Okurların kendi dönüşümünü sağlamalarına yardımcı olan ufuk açıcı roman: Can Borcu
Haber Merkezi

Günümüz edebiyatının önde gelen kadın yazarlarından olan Piraye Erdoğan'ın yazdığı Can Borcu, sıcacık bir okuma imkanı sunuyor. Her kitapseverin kendinden bir şeyler bulacağı romanı çok seveceksiniz.

Seyir kitabıyla kısa sürede geniş okur kitlesine ulaşan ve çok okunan yazarlar arasına giren Piraye Erdoğan, bu sefer okurlarını kendi dönüşümlerini sağlamaları için Can Borcu kitabıyla baş başa bırakıyor.

Yayınlandığı 2019 yılından beri yüz binlerce okurun yolunu aydınlatan, sayısız kişinin kendi dönüşümünü yaşamasını sağlayan Seyir’in yazarı Piraye Erdoğan, yazdığı Can Borcu ile yine ufuk açıcı bir değişim vadediyor.

Küresel pandemiyle birlikte altüst olan dünya düzeninde hayatlar değişirken en büyük değişimlerden birini yaşayan da Lara’ydı.

Kariyerinin, maddi ve manevi yaşamının zirvesinde olduğunu düşünürken sahip olduğu her şeyi bir anda kaybeden genç kadın için yeni bir hayata başlamak o kadar da kolay olmadı.

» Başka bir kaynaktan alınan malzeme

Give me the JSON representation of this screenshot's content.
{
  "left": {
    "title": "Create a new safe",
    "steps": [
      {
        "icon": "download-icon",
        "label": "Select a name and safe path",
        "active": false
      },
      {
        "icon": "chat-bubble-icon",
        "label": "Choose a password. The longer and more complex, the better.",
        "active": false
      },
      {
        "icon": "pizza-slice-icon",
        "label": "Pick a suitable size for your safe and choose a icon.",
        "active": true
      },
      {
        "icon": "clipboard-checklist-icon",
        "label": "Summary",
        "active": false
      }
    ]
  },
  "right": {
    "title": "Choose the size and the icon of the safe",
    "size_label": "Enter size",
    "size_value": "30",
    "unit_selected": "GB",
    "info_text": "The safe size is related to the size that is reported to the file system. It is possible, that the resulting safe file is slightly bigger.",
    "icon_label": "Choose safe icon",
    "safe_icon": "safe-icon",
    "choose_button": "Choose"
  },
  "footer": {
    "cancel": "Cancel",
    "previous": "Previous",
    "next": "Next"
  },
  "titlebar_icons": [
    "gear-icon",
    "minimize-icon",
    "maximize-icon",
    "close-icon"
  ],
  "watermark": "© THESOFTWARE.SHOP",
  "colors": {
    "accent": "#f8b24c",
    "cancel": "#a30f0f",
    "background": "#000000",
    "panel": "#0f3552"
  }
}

Ancak karşısına çıkan benzersiz yol arkadaşları, Lara’nın hikâyesini yeniden yazmasına yardım ederken aslında doğru bildiği yanlışları da fark etmesini sağlayacaktı. Korkunun yarattığı hayatını sevgiyle toplayan Lara’nın uyanış hikâyesi herkese umut verecek.

Can Borcu, insanın seçimleriyle her şeyi değiştirebileceği hayatta hem ilham verici bir yolculuk hem de okuyan herkesin kendi hayatına uygulayabileceği dönüştürücü bir rehberlik sunuyor.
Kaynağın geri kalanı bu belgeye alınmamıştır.